I can't say this is exactly what was going on, but I think it is at least plausible.
 
This thread is riveting. You guys sold me the whole seat, but I only needed the edge!
 
Insulin decreases gluconeogenesis / increases glcose utilization. Glucagon does the opposite.

Just think: Glucose stimulates insulin release (in healthy beta cells). Gluconeogenesis generates glucose. Thus if insulin stimulated gluconeogenesis it would thereby increase glucose & thus stimulate its own release in a positive feedback cycle, which would not be good. I'll admit that's teleologic reasoning, and thus not a great argument, but it helps me remember how it works.
 
Wow. MS1 here and I can't believe what I'm reading. You mean the biochem block I just finished just might, maybe someday, come in handy! Huzzah!! of course, by the time I'm a resident it will probably be a distant memory, but thanks for at least showing the metabolism crap is actually relevant!
 
Insulin decreases gluconeogenesis / increases glcose utilization.

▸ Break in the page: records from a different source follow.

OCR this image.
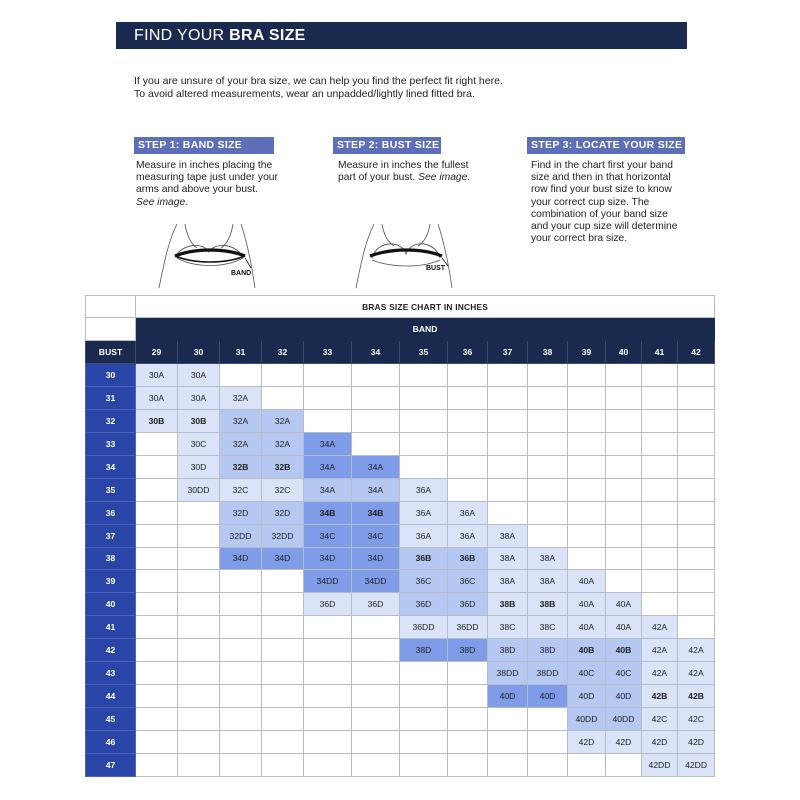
FIND YOUR BRA SIZE
If you are unsure of your bra size, we can help you find the perfect fit right here.
To avoid altered measurements, wear an unpadded/lightly lined fitted bra.
STEP 1: BAND SIZE
Measure in inches placing the
measuring tape just under your
arms and above your bust.
See image.
BAND
STEP 2: BUST SIZE
Measure in inches the fullest
part of your bust. See image.
BUST
STEP 3: LOCATE YOUR SIZE
Find in the chart first your band
size and then in that horizontal
row find your bust size to know
your correct cup size. The
combination of your band size
and your cup size will determine
your correct bra size.
	BRAS SIZE CHART IN INCHES													
	BAND													
BUST	29	30	31	32	33	34	35	36	37	38	39	40	41	42
30	30A	30A												
31	30A	30A	32A											
32	30B	30B	32A	32A										
33		30C	32A	32A	34A									
34		30D	32B	32B	34A	34A								
35		30DD	32C	32C	34A	34A	36A							
36			32D	32D	34B	34B	36A	36A						
37			32DD	32DD	34C	34C	36A	36A	38A					
38			34D	34D	34D	34D	36B	36B	38A	38A				
39					34DD	34DD	36C	36C	38A	38A	40A			
40					36D	36D	36D	36D	38B	38B	40A	40A		
41							36DD	36DD	38C	38C	40A	40A	42A	
42							38D	38D	38D	38D	40B	40B	42A	42A
43									38DD	38DD	40C	40C	42A	42A
44									40D	40D	40D	40D	42B	42B
45											40DD	40DD	42C	42C
46											42D	42D	42D	42D
47													42DD	42DD
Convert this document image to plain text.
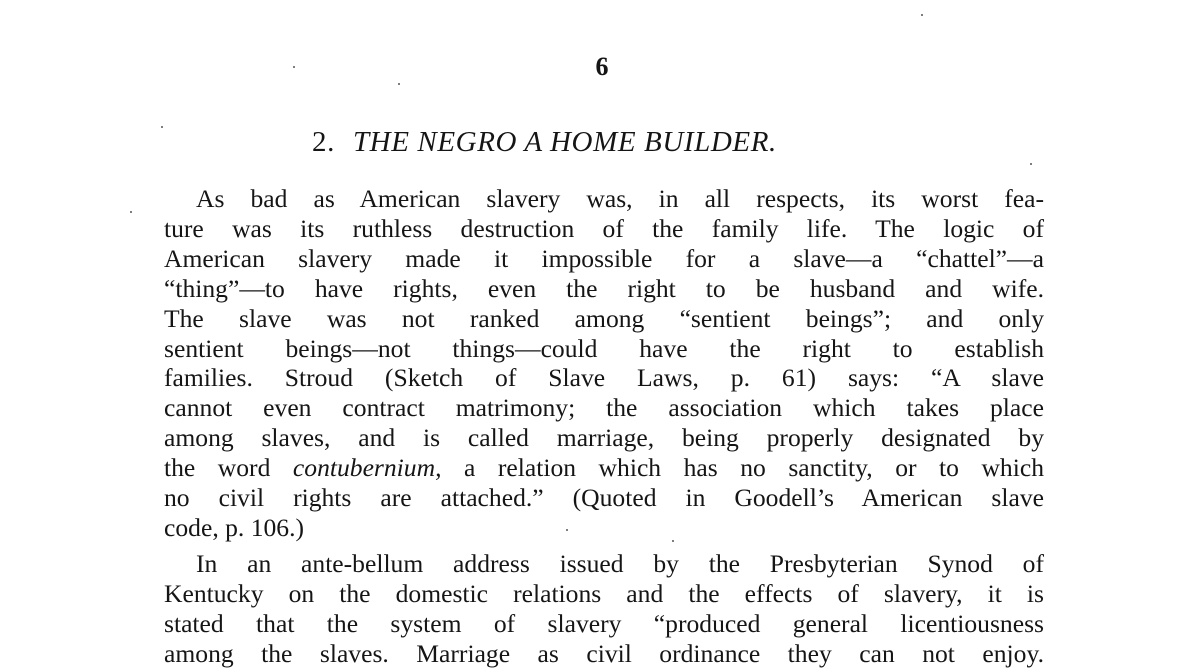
6
2. THE NEGRO A HOME BUILDER.

As bad as American slavery was, in all respects, its worst fea-
ture was its ruthless destruction of the family life. The logic of
American slavery made it impossible for a slave—a “chattel”—a
“thing”—to have rights, even the right to be husband and wife.
The slave was not ranked among “sentient beings”; and only
sentient beings—not things—could have the right to establish
families. Stroud (Sketch of Slave Laws, p. 61) says: “A slave
cannot even contract matrimony; the association which takes place
among slaves, and is called marriage, being properly designated by
the word contubernium, a relation which has no sanctity, or to which
no civil rights are attached.” (Quoted in Goodell’s American slave
code, p. 106.)

In an ante-bellum address issued by the Presbyterian Synod of
Kentucky on the domestic relations and the effects of slavery, it is
stated that the system of slavery “produced general licentiousness
among the slaves. Marriage as civil ordinance they can not enjoy.
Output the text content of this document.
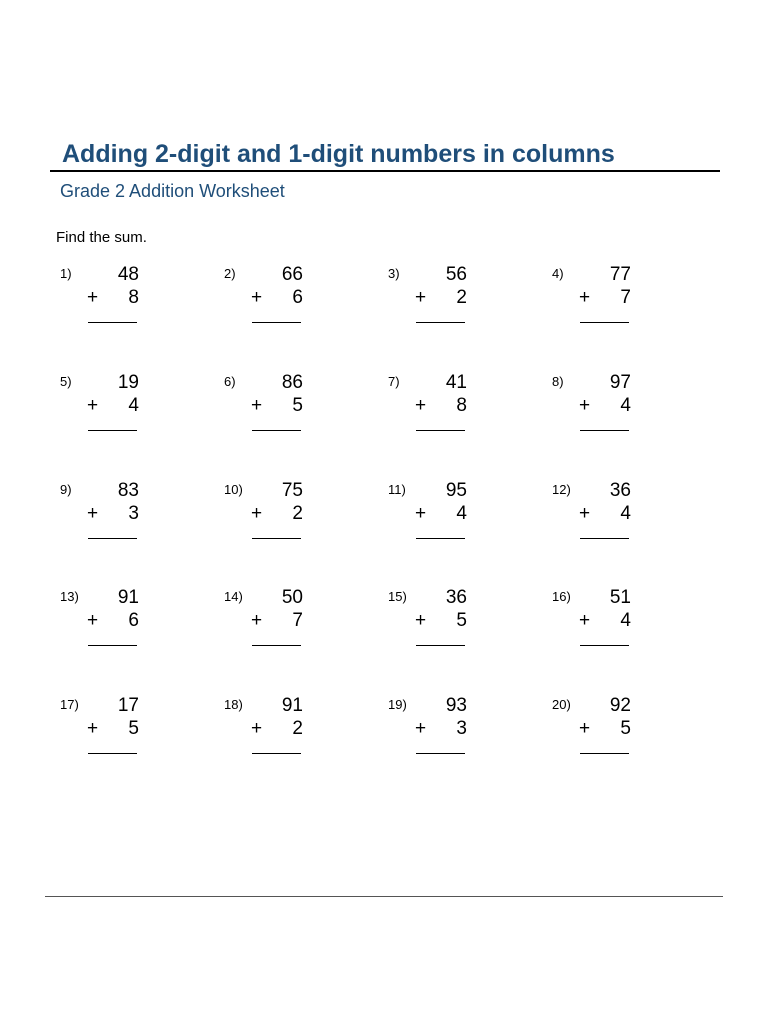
Adding 2-digit and 1-digit numbers in columns
Grade 2 Addition Worksheet
Find the sum.
1) 48
+ 8
2) 66
+ 6
3) 56
+ 2
4) 77
+ 7
5) 19
+ 4
6) 86
+ 5
7) 41
+ 8
8) 97
+ 4
9) 83
+ 3
10) 75
+ 2
11) 95
+ 4
12) 36
+ 4
13) 91
+ 6
14) 50
+ 7
15) 36
+ 5
16) 51
+ 4
17) 17
+ 5
18) 91
+ 2
19) 93
+ 3
20) 92
+ 5
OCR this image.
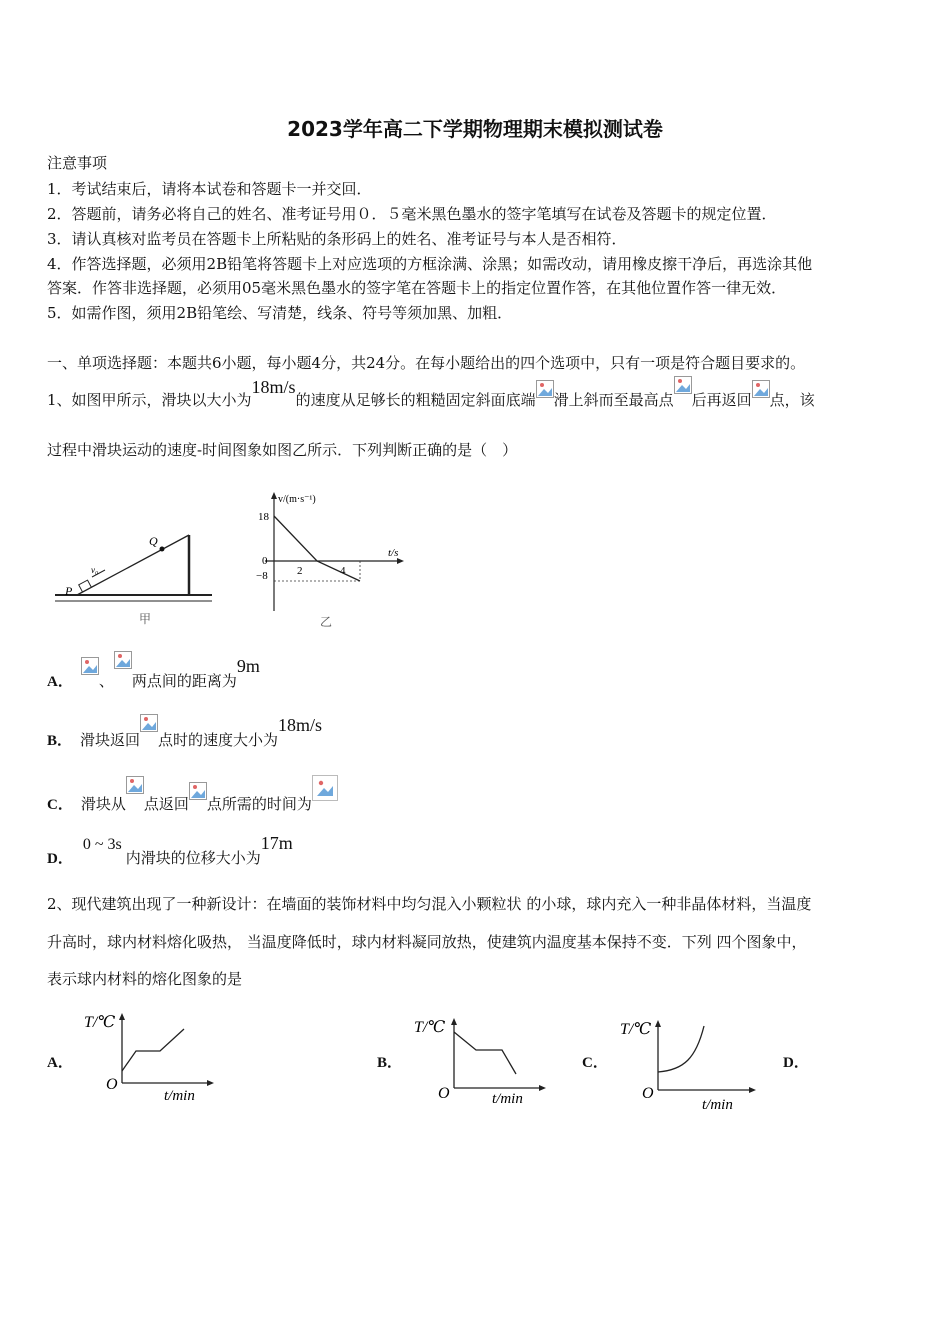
2023学年高二下学期物理期末模拟测试卷
注意事项
1．考试结束后，请将本试卷和答题卡一并交回．
2．答题前，请务必将自己的姓名、准考证号用０．５毫米黑色墨水的签字笔填写在试卷及答题卡的规定位置．
3．请认真核对监考员在答题卡上所粘贴的条形码上的姓名、准考证号与本人是否相符．
4．作答选择题，必须用2B铅笔将答题卡上对应选项的方框涂满、涂黑；如需改动，请用橡皮擦干净后，再选涂其他
答案．作答非选择题，必须用05毫米黑色墨水的签字笔在答题卡上的指定位置作答，在其他位置作答一律无效．
5．如需作图，须用2B铅笔绘、写清楚，线条、符号等须加黑、加粗．
一、单项选择题：本题共6小题，每小题4分，共24分。在每小题给出的四个选项中，只有一项是符合题目要求的。
1、如图甲所示，滑块以大小为18m/s的速度从足够长的粗糙固定斜面底端 滑上斜而至最高点 后再返回 点，该
过程中滑块运动的速度-时间图象如图乙所示．下列判断正确的是（　）
Q
P
v₀
甲
v/(m·s⁻¹)
t/s
18
0
−8	2	4
乙
A． 、 两点间的距离为9m
B． 滑块返回 点时的速度大小为18m/s
C． 滑块从 点返回 点所需的时间为
D．0 ~ 3s内滑块的位移大小为17m
2、现代建筑出现了一种新设计：在墙面的装饰材料中均匀混入小颗粒状 的小球，球内充入一种非晶体材料，当温度
升高时，球内材料熔化吸热， 当温度降低时，球内材料凝同放热，使建筑内温度基本保持不变．下列 四个图象中，
表示球内材料的熔化图象的是
A．	B．	C．	D．
T/℃
O
t/min
T/℃
O	t/min
T/℃
O
t/min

Glucagon does the opposite.

Just think: Glucose stimulates insulin release (in healthy beta cells). Gluconeogenesis generates glucose. Thus if insulin stimulated gluconeogenesis it would thereby increase glucose & thus stimulate its own release in a positive feedback cycle, which would not be good. I'll admit that's teleologic reasoning, and thus not a great argument, but it helps me remember how it works.
If you say so. I'm still having a hard time comprehending it with my temp of 101 (hey, it's down from 103 the other day!).
 
What was the rest of his gas and what was the BMP? It's already been alluded to, but a normal pH does not rule out an acid-base abnormality. What was the gap and the delta gap?
 
Was there a reason for this patient to be alkalotic? What did his potassium levels do with all of that insulin? The lactate could be from tissue hypoperfusion in this case. Were there any signs of hemolysis?
 
I'm not an expert, but did the pt vomit? This could lead ABGs to show a slight alkalosis (7.43), and potentially obscure underlying lactacidosis?